People think working for startups bleeds you dry because everything moves at twice the speed. In fact, the real killer is that huge success takes far longer than you think. Before you know it, you’ve spent years sprinting daily marathons, with no map and no end in sight.
This is what makes Shazam’s near-profitless twelve year gallop a remarkable prospect. But the big difference is that those 12 years have seen technologies and behaviour shift bit by bit into the company’s favour.
With that in mind, and the mooted €1 billion IPO delayed another year, it’s time to ask how close this grandfather of the London tech scene is to some kind of exit. Is the world finally in sync with Shazam’s beat?
In 1999, its founders launched “2580”, where users could call a number, hold their phone toward music and receive a text message naming the song and artist. Since then, a role as one of the first and most downloaded apps in the App Store helped it reach the 100 million monthly active users it now claims.
But the real story of any startup is how it makes money. Just like photos built Facebook, music-tagging is Shazam’s sacrificial lamb of utility exchanged for peoples’ valuable attention and homescreen space.
Miles Lewis, Shazam’s SVP of international ad sales sums it up simply:
“Music has been such an important part of advertising for many years. If someone’s going to be engaging with your TV ad, why don’t we add that stepping stone?”
To the right audience, it’s an important point. Brands are desperate to maximise their multi-million pound ad spend and mobile is a huge opportunity to turn passive viewers into active consumers.
So when Shazam says its users are already pointing phones at advertising to ID the song, Lewis says marketers sit up and listen. “Volkswagen spend £50m a year on ads to get you to desire a car. When people Shazam those ads, that’s a connection and a piece of attention that the brand can have.”

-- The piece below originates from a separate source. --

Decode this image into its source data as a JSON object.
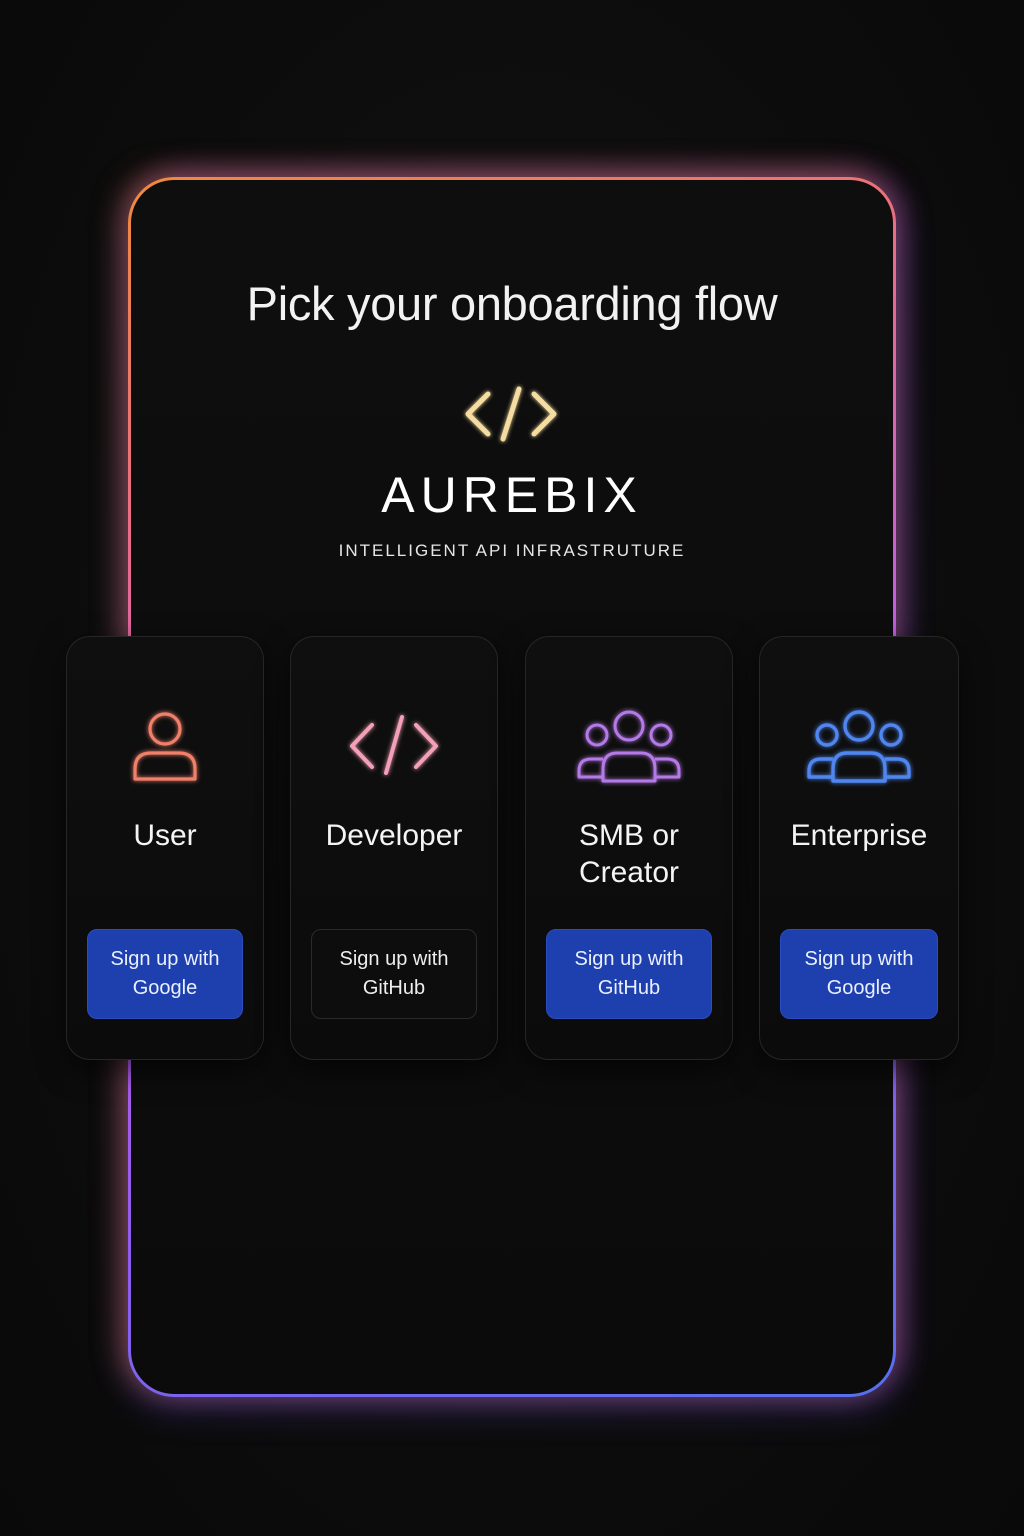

It’s also a piece of attention being promised by other popular “second screen” services, most notably Twitter. Cosying up to the TV networks helps it draw attention toward accompanying hashtags and hit those audiences with ads. In time, we’ll see if users are more keen to search and join the conversation or simply hit Shazam. Either way, the two options seem to show different kinds of intent.
Lewis claims a key difference is Shazam is based around pull instead of push marketing. Instead of forcing ads into streams, the Shazam icon becomes a signal that anyone interested can learn more.
Not by searching, not by hunting down an obscure specific app — but by using the Shazam app already on 100 million users’ phones.
And it’s an evolution of this, like a bat signal for extra content, that may mark the future for Shazam.
For the moment
The big reveal arrives when we ask Lewis about what companies might make interesting partners for Shazam.
“How about a company that produces an inaudible sound. So you walk into a store and there are signs saying, ‘Shazam now for 10% off’.”
Let’s pause here a moment. By disassociating the action from trying to capture a sound, the experience becomes radically simpler: you see a Shazam icon and you press a button to find out more.
The Shazam button becomes an immediate opt in search, which can deliver a designed, targeted experience for a customer whether in-store, online, watching TV, or walking past a billboard. It’s not ‘Shazam this’, it’s ‘Shazam now’.
It puts the technology into competition with areas like NFC and iBeacons but with the key distinction that it’s a service normal people are already familiar with and demonstrably happy using.
For what it’s worth
Despite bells and whistles like auto-Shazam and a desktop version, Shazam’s music ID service was effectively complete over a decade ago. Today it just has to keep its place on homescreens (a meaty challenge in itself, to be fair – but one where it pays to be the incumbent.)
Shazam’s real final challenge is a kind of MBA challenge. You get the feeling its success or failure really lies in whether the current leadership team, purpose-built for the task, can storm this last mile of partnerships and advertiser adoption that will determine its future.
I think among the European startup community, we should hope so. If a company like this, with market developments playing in its favour, can’t beat US companies like Twitter on those vital business showdowns, it’s a potentially massive warning sign.
Or maybe it’s simpler than that.
Maybe it’s okay not to be a business that takes on the world at a £1 billion valuation. Maybe, after 12+ years, it’s okay for Shazam to find a safer haven that needs a technology like it has. And maybe, that’s where it can find a mutual benefit with the US companies it’s currently trying to tackle head on.